In 2001, I begrudgingly signed on to a dating site. At the time I was working as a casting director for CBS Television and teaching classes for actors on marketing and auditioning. After it dawned on me that my dating profile photo was essentially like an actor’s headshot, and a first date was an audition, I was able to cast myself into my own love story and meet my husband online. I’ve been helping others do the same ever since via my site at DamonaHoffman.com.
There have been some ideas to challenge. For instance, in 2009 and 2014, OKCupid released user behavior data that indicated that Black women on their site sent the highest number of outgoing messages but received the fewest responses. Media outlets declared Black women are unsuccessful in dating online based on these statistics.
Many Black women, including the participants I coached on the TV series #BlackLove, had internalized this perceived imbalance in the dating pool. They came to my dating program feeling skeptical that they could meet a match. Yet, regardless of race or age, I can confirm that since January 2019, 90 percent of my clients are partnered within 10 weeks of working with me.

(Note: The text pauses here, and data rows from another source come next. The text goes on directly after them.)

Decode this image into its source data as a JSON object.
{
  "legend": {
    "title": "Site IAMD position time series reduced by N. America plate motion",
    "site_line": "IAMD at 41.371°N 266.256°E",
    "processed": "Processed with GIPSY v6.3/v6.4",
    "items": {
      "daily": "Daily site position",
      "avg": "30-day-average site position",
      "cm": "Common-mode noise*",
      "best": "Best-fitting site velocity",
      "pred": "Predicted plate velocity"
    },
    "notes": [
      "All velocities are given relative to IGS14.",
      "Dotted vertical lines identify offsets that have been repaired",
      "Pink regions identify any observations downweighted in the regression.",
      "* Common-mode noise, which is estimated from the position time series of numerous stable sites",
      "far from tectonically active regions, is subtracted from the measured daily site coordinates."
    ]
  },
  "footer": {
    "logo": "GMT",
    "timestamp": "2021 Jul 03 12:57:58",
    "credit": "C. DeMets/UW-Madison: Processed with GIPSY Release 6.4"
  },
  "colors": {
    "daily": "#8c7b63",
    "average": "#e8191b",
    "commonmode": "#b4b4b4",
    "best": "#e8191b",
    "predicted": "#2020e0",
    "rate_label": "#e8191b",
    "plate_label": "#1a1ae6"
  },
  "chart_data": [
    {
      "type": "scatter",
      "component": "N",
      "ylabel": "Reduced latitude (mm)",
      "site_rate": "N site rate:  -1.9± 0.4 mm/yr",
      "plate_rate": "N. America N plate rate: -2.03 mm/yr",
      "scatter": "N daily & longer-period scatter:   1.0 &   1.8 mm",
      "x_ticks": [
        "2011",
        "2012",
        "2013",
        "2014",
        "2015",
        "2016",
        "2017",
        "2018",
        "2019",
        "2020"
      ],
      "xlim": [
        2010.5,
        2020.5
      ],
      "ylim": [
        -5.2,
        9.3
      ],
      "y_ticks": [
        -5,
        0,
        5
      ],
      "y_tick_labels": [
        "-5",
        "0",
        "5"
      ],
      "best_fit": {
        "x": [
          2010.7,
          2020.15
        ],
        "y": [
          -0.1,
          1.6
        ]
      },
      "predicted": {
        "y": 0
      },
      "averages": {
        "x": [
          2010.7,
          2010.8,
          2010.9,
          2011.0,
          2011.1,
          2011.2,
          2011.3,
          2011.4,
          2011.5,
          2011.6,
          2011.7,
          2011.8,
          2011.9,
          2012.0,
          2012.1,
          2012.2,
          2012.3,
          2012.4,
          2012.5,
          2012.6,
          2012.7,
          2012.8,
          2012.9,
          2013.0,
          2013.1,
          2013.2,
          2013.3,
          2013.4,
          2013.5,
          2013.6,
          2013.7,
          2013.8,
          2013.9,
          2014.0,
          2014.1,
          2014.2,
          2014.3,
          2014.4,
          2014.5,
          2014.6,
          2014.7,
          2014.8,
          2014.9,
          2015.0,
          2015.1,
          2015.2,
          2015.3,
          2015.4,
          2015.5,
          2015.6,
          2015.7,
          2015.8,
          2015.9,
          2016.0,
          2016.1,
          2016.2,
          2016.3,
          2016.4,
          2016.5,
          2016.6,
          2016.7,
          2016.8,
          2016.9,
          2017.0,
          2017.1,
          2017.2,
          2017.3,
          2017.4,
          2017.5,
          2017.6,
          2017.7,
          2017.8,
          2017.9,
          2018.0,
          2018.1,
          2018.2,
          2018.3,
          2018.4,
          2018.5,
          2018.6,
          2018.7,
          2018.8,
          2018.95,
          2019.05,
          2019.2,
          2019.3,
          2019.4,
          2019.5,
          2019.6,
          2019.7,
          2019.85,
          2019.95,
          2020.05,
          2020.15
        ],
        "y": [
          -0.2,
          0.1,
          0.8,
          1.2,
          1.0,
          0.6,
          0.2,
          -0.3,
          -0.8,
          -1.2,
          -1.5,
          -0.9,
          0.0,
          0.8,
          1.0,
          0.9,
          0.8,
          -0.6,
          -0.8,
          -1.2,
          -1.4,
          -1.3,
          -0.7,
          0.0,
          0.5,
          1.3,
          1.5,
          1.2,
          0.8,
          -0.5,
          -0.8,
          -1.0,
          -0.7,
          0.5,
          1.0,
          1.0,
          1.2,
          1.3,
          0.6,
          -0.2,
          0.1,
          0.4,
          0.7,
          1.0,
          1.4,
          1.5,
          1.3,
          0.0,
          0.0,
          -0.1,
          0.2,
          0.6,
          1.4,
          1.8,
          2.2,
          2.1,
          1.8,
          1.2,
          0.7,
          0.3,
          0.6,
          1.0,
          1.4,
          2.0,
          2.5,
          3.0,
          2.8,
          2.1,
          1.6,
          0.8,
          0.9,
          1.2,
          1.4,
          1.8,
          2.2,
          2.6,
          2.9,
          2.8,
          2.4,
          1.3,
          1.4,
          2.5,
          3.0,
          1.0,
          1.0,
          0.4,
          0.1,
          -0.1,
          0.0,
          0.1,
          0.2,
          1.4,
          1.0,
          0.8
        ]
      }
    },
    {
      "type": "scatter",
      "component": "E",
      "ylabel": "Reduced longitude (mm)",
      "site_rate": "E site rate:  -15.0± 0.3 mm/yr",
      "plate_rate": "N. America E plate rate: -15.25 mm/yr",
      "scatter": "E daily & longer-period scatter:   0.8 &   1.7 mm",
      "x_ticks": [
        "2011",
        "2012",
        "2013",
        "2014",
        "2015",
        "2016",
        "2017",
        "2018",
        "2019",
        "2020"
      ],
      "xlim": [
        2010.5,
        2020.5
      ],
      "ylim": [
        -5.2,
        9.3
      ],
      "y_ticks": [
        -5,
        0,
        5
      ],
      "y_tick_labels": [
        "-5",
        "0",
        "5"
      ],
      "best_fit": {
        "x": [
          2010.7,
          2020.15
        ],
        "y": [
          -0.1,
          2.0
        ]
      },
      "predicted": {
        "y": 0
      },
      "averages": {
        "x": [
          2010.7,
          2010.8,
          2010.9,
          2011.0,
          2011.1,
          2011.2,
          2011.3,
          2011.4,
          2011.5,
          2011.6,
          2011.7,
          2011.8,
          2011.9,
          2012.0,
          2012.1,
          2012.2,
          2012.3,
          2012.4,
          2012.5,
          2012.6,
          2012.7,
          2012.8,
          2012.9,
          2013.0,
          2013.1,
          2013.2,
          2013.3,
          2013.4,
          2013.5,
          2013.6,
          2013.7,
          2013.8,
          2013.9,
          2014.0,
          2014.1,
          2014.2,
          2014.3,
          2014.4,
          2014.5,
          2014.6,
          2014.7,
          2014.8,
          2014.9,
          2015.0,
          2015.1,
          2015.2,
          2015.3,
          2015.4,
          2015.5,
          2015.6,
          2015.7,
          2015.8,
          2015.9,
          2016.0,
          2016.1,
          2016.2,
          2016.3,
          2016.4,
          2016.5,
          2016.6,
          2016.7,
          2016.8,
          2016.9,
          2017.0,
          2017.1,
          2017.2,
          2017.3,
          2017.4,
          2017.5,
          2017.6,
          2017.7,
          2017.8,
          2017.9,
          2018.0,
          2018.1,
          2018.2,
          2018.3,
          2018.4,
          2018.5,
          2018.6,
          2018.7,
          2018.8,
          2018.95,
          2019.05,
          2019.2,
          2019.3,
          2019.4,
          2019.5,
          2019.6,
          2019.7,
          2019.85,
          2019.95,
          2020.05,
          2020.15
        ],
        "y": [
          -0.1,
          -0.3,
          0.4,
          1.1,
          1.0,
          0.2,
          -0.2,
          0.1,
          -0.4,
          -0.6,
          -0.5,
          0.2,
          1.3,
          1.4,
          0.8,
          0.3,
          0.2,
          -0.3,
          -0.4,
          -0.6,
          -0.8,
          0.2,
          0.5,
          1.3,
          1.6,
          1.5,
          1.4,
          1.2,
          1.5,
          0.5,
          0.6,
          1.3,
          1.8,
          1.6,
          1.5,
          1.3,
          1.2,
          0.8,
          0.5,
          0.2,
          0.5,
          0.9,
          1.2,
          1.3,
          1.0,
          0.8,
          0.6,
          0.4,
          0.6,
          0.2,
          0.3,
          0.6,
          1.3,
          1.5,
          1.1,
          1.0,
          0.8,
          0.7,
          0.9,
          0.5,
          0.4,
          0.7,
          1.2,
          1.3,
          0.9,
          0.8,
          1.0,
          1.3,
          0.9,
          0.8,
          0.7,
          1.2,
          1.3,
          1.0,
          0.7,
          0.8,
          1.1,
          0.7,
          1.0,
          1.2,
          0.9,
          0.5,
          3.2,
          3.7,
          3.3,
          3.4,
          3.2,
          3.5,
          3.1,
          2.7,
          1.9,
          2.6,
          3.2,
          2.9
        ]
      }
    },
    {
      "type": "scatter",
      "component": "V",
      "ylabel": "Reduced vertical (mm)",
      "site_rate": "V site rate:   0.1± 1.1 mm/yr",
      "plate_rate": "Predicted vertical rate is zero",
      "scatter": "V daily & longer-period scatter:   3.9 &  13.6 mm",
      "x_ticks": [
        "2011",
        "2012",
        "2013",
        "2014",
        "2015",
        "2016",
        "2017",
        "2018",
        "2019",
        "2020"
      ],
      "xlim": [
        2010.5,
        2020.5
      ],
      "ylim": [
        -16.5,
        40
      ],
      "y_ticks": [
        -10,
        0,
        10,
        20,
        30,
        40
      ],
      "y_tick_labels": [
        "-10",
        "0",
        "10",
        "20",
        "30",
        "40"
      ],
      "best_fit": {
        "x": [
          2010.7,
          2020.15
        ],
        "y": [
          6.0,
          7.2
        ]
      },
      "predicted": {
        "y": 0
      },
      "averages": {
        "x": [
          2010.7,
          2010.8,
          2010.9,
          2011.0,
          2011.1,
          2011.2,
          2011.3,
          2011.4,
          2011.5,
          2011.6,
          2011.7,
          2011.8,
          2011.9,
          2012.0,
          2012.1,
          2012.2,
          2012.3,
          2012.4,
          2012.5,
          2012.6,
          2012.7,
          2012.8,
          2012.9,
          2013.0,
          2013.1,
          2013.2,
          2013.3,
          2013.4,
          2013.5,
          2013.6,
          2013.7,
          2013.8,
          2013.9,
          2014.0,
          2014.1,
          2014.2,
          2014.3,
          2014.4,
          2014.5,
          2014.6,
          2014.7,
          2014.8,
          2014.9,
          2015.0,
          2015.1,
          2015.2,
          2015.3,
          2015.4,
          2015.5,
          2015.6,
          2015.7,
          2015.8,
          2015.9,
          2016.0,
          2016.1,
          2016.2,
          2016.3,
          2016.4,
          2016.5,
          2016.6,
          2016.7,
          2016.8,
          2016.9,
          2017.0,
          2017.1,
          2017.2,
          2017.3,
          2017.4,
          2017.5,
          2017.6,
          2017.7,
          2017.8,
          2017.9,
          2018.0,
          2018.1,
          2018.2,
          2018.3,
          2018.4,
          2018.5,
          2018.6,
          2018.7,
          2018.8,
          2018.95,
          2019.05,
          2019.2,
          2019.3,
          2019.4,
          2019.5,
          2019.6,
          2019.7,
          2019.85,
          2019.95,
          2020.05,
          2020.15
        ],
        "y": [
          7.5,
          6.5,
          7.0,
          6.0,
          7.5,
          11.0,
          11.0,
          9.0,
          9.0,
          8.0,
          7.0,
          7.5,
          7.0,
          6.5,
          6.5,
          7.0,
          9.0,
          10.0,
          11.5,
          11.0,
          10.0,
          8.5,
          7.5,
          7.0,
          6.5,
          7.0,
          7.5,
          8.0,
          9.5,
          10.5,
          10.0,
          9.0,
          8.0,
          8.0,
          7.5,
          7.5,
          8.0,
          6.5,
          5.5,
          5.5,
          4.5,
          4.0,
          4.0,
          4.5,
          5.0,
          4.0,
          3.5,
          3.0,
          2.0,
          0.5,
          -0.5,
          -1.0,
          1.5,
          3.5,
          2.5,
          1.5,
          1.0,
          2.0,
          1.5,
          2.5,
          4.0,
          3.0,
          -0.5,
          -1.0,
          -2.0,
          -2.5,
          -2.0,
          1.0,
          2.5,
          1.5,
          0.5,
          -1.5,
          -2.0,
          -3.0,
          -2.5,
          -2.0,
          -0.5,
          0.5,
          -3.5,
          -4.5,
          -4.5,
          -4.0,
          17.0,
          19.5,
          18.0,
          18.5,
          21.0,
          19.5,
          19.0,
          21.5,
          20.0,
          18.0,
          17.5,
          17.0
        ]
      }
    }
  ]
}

With the number of available apps and the rapid pace of dating today, it’s easy to become overwhelmed and disappointed by the state of courtship. That’s why I’m simplifying modern dating and giving women a roadmap to love based on psychology, statistics and the experiences that my clients and I have had with dating over the last 15 years.
Here are the five biggest challenges that I see and how my playbook fixes them.
Challenge 1: You’ve lost hope in dating.
Fix 1: Change your mindset, change your life.
Finding a match isn’t all about what you say or do — it starts with how you think.You have to believe that there is a match for you. Visualize who that person is and how they will make you feel. Get clear on your most important values: Is faith a true deal breaker? Is dating someone of a different race absolutely nonnegotiable or just scary because you haven’t done it before?
Challenge 2: You don’t know where to meet people.
Fix 2: Expand your circle and embrace dating apps.
The opportunity for you to connect with someone in “real life” can be limited. Your dream date isn’t going to knock on your door unless they’re delivering a pizza.
My recommendation? Get outside of your social box. A dating app can help. No matter what you’ve heard or seen it expands the opportunity for women of any age to fall in love. In fact, online dating is now the most popular way for new couples to meet, according to a 2019 report from authors at Stanford University and the University of New Mexico. In 2017, 39 percent of heterosexualcouples and 65 percent of same-sex couples met online, the authors wrote.
You also can make new connections through Facebook groups and Meetups, where you can find community around interests, identity and more. Furthermore, global travel is on the rise and many of my Black female clients find they are in high demand abroad, for both hookups and serious relationships.
Challenge 3: Dating feels like a waste of time.
Fix 3: Save time by screening.
Having a substantive conversation beforeyou go on a first date is key to making sure that the people you give your time to are aligned with your must-have qualities. If my clients are meeting someone from a dating app, I require them to set a pre-date phone call, no more than 20 minutes long. Ask two or three questions about things in their profiles that piqued your curiosity and you’ll quickly see if they embellished or if they’re interesting enough for a first date.
Challenge 4: You forgot how to flirt.
Fix 4: Practice makes perfect.
I consider flirting a learned behavior. If you haven’t been on a date in years, you’ve simply been practicing and strengthening different behaviors. When you are relearning flirting skills, start with smiling and making eye contact in situations where you otherwise might have avoided it. And notice the reaction that you get. Then, ask compelling, nonstandard questions that inspire storytelling. For instance, ask things that spark nostalgia, which increases dopamine in the brain, the same chemical that makes us feel butterflies when we are in love.
Challenge 5: It never gets serious.
Fix 5: Escape the texting trap.
The ghosting epidemic (people disappearing while you’re dating them) is due to most people struggling with communication after dates. These days, post-date communication can happen over text, and it’s easy to get stuck in what I call the “texting trap,” which usually consists of endless “How was your day?” texts but doesn’t blossom into something meaningful. Years ago, I used to allow older clients to tell me they weren’t comfortable with texting. Now, I find that this is a crucial skill to develop.
To inspire another date, refer back to things you connected on and reference activities that could be fun to do together. If the person is unresponsive or reticent to move on to another date, you can’t get caught up in what could have been. Save your energy for the next match.
The bottom line is that there has never been a better time in history for a Black woman to be single. Technology has opened up new possibilities for dating, communicating and meeting someone who matches you on many levels. If you believe love is possible for you, and you’re willing to change your routine, you can find your dream match.